The detective made a little snorting noise, but he was good enough not to laugh.

Did I have any idea who might have done this, he asked. No, I said. And that was the truth.

“It may have been some kind of break-in,” he said. “Kids looking for money to buy drugs, something like that.”

“Does it look to you like that’s what happened?” I asked.

The detective paused. “Not really.” He ran his tongue over his teeth, thinking. “Doesn’t look like much was taken, if anything. They could have grabbed her keys, taken her car, but they didn’t.”

“They?”

The detective smiled. “It’s easier than saying ‘he or she.’ It might have been one person, might have been more. We just don’t know at this point.”

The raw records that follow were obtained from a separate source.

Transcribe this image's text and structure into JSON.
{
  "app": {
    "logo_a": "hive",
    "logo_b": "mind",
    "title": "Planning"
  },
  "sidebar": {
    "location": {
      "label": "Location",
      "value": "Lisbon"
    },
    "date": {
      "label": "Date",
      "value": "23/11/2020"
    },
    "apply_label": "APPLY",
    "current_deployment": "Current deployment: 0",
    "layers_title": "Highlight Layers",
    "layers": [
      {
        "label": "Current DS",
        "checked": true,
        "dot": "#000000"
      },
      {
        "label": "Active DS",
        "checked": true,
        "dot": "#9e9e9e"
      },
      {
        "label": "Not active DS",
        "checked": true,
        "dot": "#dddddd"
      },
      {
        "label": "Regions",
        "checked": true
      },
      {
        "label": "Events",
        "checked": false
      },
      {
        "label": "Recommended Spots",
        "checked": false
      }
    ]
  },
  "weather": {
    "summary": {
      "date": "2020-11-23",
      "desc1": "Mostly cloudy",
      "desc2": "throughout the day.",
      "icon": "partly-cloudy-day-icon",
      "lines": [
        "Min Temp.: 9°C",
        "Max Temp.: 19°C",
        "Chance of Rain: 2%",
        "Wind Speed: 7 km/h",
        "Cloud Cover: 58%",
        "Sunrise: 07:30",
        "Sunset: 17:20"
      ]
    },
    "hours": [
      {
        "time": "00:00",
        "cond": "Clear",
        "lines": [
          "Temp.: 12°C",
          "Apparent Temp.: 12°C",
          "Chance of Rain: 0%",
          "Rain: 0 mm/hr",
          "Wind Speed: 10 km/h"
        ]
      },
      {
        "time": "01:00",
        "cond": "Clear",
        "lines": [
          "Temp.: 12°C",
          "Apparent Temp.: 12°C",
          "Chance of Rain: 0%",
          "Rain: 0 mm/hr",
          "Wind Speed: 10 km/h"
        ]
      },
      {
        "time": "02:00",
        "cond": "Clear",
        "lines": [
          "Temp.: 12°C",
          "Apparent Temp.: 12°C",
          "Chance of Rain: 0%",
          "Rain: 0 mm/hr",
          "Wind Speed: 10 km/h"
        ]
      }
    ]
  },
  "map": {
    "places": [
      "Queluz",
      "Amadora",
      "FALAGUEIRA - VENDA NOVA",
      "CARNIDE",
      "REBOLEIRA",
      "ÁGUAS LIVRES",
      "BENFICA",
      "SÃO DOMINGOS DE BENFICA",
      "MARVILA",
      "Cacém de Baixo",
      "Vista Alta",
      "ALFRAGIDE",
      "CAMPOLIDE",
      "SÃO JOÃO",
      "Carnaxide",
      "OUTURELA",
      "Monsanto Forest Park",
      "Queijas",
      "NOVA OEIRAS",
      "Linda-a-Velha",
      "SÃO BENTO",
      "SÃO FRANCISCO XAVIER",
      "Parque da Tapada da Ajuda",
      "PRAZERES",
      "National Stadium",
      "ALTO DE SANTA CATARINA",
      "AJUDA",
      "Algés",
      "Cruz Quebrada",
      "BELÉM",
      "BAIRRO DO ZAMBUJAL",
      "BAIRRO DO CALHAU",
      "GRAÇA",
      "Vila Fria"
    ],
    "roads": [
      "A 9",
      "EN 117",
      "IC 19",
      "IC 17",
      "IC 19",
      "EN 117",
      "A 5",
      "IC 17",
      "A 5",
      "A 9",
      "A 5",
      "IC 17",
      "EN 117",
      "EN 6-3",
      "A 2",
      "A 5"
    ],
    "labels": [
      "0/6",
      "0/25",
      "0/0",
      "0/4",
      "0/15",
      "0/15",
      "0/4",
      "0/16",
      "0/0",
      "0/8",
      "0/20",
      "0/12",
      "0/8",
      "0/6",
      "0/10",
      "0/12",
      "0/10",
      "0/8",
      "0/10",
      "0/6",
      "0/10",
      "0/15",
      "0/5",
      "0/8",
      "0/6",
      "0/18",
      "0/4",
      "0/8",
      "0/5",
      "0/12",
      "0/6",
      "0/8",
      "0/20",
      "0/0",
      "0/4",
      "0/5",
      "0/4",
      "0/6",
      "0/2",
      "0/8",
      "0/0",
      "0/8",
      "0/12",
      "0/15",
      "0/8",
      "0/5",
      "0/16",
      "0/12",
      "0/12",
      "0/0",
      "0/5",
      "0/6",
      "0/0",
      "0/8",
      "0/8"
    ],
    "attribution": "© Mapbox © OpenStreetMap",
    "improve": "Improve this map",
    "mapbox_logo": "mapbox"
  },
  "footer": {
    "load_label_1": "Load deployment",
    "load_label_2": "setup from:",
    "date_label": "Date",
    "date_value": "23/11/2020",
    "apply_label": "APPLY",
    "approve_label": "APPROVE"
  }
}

“This might,” I said hesitantly, “be related to something that happened to my wife.”

“Hmm?”

“Twenty-five years ago.”

I told him as condensed a version as possible of Cynthia’s story. About how there had been some strange developments of late, particularly since the TV item.

“Oh yeah,” said the detective. “I think I might have seen that. That’s the show with what’s her name? Paula something?”

“Yeah.” And I told him that we had engaged a private detective in the last few days to look into it.

“Denton Abagnall,” I said.

“Oh, I know him. Good guy. I know where to reach him.”

He let me go, with the proviso that I not yet go back to Milford, that I hang around a while longer in case he had any last-minute questions, and I went back out to find Cynthia. No one was asking her anything when I found her where she’d been before, in the front of the car with Grace in her lap. Grace looked so vulnerable and afraid.

When she saw me, she asked, “Is Aunt Tess dead, Dad?”

I glanced at Cynthia, waiting for a signal. Tell her the truth, don’t tell her the truth. Something. But there was nothing, so I said, “Yes, honey. She is.”